Coming to faith and/or coming back to faith

I am always curious about how people come to faith. What means has the Spirit of God used to turn their hearts and lives toward him? As I have read and heard different life stories I have come to realize that there are varied entry points on the journey – sometimes head, sometimes heart, sometimes hands and sometimes a combination of head, heart or hands. Recently I had a personal conversation with someone whose intellect I highly respect and it was fascinating to me that, while the Spirit began the dialogue through intellectual engagement, the actual moment of acceptance came through a unique physical phenomenon – almost a Saul/Paul Damascus road kind of experience that defied logical explanation.  So it was very interesting to read how one of the leading atheists of our time, Anthony Flew, describes his coming to faith in his new book, There is a God: How the World’s Most Notorious Atheist Changed His Mind.

Born as the son of a leading preacher in England, Anthony Flew was raised in a Christian home and attended a private Christian school. Over the course of his academic career he authored over thirty works of philosophy that set him apart as the world’s pre-eminent defender of atheism for over a half a century. He debated C.S. Lewis as a regular member of the Oxford University Socratic Club and organized conferences promoting atheism. (Sidebar: It is interesting to note that a philosopher out of the Reformed tradition, Alvin Plantinga, is cited as one of those who shook his argument.)

Flew came to faith by reason – he simply could not deny the activity of a creative Intelligence:

“What I think the DNA material has done is that it has shown, by the almost unbelievable complexity of the arrangements which are needed to produce (life), that intelligence must have been involved in getting these extraordinarily diverse elements to work together. It’s the enormous complexity of the number of elements and the enormous subtlety of the ways they work together. The meeting of these two parts at the right time by chance is simply minute.”

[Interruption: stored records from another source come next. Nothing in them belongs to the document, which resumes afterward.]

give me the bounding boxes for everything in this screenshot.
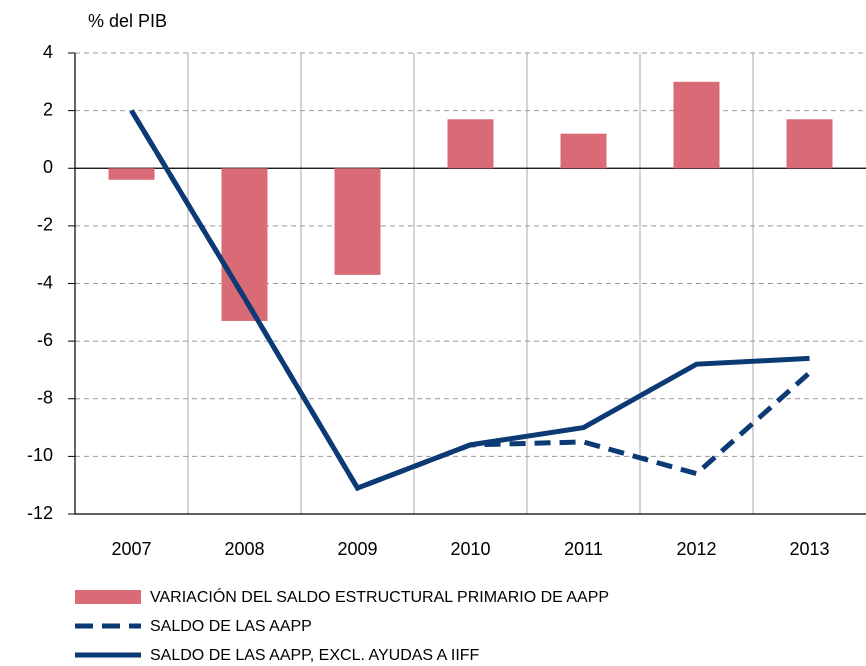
- legend-label: SALDO DE LAS AAPP, EXCL. AYUDAS A IIFF: [150, 647, 480, 664]
- x-tick-label: 2010: [450, 539, 490, 559]
- y-tick-label: -8: [37, 388, 53, 408]
- bar: [334, 168, 381, 275]
- line: [129, 109, 810, 492]
- x-tick-label: 2007: [111, 539, 151, 559]
- y-tick-label: -6: [37, 330, 53, 350]
- y-tick-label: 0: [43, 157, 53, 177]
- y-tick-label: 2: [43, 99, 53, 119]
- y-tick-label: -2: [37, 215, 53, 235]
- legend-label: VARIACIÓN DEL SALDO ESTRUCTURAL PRIMARIO…: [150, 587, 609, 606]
- legend-label: SALDO DE LAS AAPP: [150, 618, 312, 635]
- y-tick-label: -4: [37, 272, 53, 292]
- bar: [673, 81, 720, 169]
- x-tick-label: 2009: [337, 539, 377, 559]
- legend-swatch: [75, 590, 141, 604]
- x-tick-label: 2008: [224, 539, 264, 559]
- bar: [786, 119, 833, 169]
- y-axis-label: % del PIB: [88, 11, 167, 31]
- y-tick-label: -10: [27, 445, 53, 465]
- x-tick-label: 2012: [676, 539, 716, 559]
- y-tick-label: -12: [27, 503, 53, 523]
- bar: [447, 119, 494, 169]
- y-tick-label: 4: [43, 42, 53, 62]
- bar: [108, 168, 155, 180]
- bar: [560, 133, 607, 169]
- x-tick-label: 2013: [789, 539, 829, 559]
- x-tick-label: 2011: [564, 539, 603, 559]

He goes on to discuss the “monkey theorem” of Schroeder as an example of this minute possibility of creation simply happening by chance: the likelihood of monkeys getting the letter “a” typed is 1 out of 27,000, the chance of getting a Shakespearean sonnet typed is 10 to the 690th – 1 with 690 zeroes after it; therefore proving that you will never get a sonnet by chance from monkeys.

Flew states that his journey toward faith has “led me to accept the existence of a self-existent, immutable, immaterial, omnipotent, and omniscient Being.” He takes Richard Dawkins, Sam Harris and other current atheist apologists to task for both failing to address the central grounds for God’s existence and for failing to present “a plausible worldview that accounts for the existence of a “law-abiding,” life supporting, and rationally accessible universe.” He pronounces Dawkin’s rejection of God as a matter of belief without proof – blind faith.

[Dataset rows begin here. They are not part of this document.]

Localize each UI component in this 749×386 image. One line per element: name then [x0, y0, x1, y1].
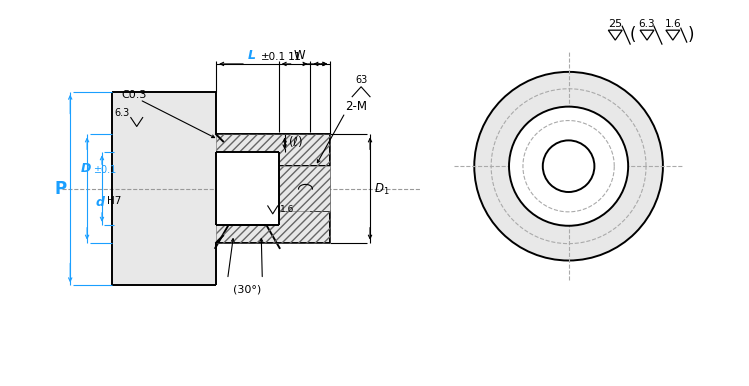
Bar	[216, 152, 279, 225]
Text: 25: 25	[608, 19, 622, 29]
Text: 6.3: 6.3	[115, 108, 130, 118]
Text: $(\ell)$: $(\ell)$	[288, 134, 303, 149]
Text: P: P	[54, 180, 67, 198]
Text: (: (	[630, 26, 637, 44]
Bar	[216, 152, 279, 225]
Bar	[279, 166, 330, 211]
Bar	[216, 134, 330, 243]
Text: ±0.1: ±0.1	[261, 52, 286, 62]
Text: ±0.1: ±0.1	[93, 165, 116, 174]
Circle shape	[509, 107, 628, 226]
Bar	[216, 134, 330, 243]
Text: W: W	[294, 49, 306, 62]
Text: C0.3: C0.3	[122, 90, 148, 100]
Text: 11: 11	[288, 52, 302, 62]
Text: ): )	[688, 26, 694, 44]
Text: 63: 63	[355, 75, 367, 85]
Bar	[279, 166, 330, 211]
Text: H7: H7	[107, 196, 121, 207]
Text: L: L	[247, 49, 255, 62]
Circle shape	[543, 141, 595, 192]
Text: $D_1$: $D_1$	[374, 181, 389, 196]
Circle shape	[474, 72, 663, 261]
Text: 1.6: 1.6	[664, 19, 681, 29]
Text: D: D	[81, 162, 91, 174]
Bar	[112, 92, 216, 285]
Bar	[279, 166, 330, 211]
Text: 1.6: 1.6	[279, 205, 294, 214]
Text: d: d	[95, 196, 105, 210]
Text: (30°): (30°)	[233, 284, 261, 295]
Text: 6.3: 6.3	[639, 19, 655, 29]
Text: 2-M: 2-M	[345, 100, 367, 113]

One of the most compelling statements made in the book is his reflection on Barna’s data that what you believe by the time you are thirteen is what you will die believing. He states: “Whether or not this finding is correct, I do know that the beliefs I formed in my early teenage years stayed with me for most of my adult life.” What a strong statement in support of teaching a Christian worldview throughout all subjects in Christian schools!


Filed under Biblical worldview, encouraging the heart, student outcomes

2 responses to “Coming to faith and/or coming back to faith

  1. Bruce Hekman

    A fascinating account and a great encouragement to many parents whose children, raised in faith, have drifted away. We trust God and the work of the Holy Spirit to draw them back.

  2. Really interesting. I have to add the book to my list of reading.